I am modeling a positive outcome using a lognormal regression. The outcomes are rounded to integers so I am using the usual interval censoring approach. Here are my outcomes (about 800 observations here):
I am including about a dozen covariates and several random effects but I always get a similar posterior predictive:
For me y \geq 10 is an important threshold so here’s the distribution of proportion y \geq 10 in the replicated datasets and a vertical line for the observed:
Of course I could model the binary outcome y \geq 10 directly but that seems extreme since the threshold, while important is somewhat arbitrary, and I am still interested in the continuous outcome.

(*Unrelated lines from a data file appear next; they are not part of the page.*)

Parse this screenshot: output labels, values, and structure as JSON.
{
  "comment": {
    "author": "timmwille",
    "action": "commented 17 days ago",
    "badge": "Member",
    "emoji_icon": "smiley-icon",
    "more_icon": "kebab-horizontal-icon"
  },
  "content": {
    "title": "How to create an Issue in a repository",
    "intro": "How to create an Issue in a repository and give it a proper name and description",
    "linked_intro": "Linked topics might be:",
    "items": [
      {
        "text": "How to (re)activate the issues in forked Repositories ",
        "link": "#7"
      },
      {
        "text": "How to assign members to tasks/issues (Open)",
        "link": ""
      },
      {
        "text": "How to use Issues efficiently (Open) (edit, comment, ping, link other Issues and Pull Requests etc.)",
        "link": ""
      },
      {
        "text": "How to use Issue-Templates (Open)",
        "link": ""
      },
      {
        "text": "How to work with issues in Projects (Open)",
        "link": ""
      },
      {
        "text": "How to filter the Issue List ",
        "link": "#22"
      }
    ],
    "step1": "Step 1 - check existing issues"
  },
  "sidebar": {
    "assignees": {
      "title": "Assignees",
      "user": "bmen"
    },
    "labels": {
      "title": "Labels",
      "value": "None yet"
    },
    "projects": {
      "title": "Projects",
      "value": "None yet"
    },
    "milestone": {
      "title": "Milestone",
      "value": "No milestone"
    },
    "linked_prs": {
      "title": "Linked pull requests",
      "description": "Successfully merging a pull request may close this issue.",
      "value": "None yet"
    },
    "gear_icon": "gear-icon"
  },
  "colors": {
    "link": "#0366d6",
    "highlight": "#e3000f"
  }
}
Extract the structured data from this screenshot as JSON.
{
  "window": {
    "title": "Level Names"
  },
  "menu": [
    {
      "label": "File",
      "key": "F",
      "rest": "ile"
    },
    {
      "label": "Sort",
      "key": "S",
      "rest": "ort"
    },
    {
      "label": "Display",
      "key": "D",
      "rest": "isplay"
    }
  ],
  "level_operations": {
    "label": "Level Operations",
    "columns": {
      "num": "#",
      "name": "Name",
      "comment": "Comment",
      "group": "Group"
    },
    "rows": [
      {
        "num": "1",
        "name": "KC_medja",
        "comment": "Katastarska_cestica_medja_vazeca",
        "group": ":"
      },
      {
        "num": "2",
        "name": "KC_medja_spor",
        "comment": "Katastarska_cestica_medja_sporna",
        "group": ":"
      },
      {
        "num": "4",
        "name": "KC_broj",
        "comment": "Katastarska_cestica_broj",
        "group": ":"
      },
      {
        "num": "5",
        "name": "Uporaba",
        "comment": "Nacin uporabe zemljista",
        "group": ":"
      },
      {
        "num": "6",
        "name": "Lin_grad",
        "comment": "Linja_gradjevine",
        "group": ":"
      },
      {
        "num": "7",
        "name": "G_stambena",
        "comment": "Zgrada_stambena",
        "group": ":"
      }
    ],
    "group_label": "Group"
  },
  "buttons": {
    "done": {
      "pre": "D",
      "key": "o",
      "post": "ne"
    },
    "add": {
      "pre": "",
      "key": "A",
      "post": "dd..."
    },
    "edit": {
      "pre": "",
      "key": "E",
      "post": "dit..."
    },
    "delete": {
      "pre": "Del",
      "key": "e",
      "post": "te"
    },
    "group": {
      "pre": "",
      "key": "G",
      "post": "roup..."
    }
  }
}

I was looking forward to being able to make full use of the information through interval censoring.
Note I’ve also tried skew normal (posterior for \alpha was 0\pm .05), gamma, and negative binomial family regressions and the results were very similar. I also tried not including the censoring in the model-- no change. I tried including random effects for a very fine (400 groups for 800 observations) multilevel structure guessing that it might overfit but at least reproduce the tail, but that didn’t work either.
My first thought is that I’m missing the right predictors but I didn’t see any improvement in the posterior predictive as I continue to improve the model (as measured by
bayes_R2) so I’m not sure if that’s right? Is there a more flexible family I should be using? Different priors? Anyone ever encountered this before or otherwise have some ideas about what might help (assuming this is an issue)? I realize this might be difficult to answer without seeing the data, which I can’t share.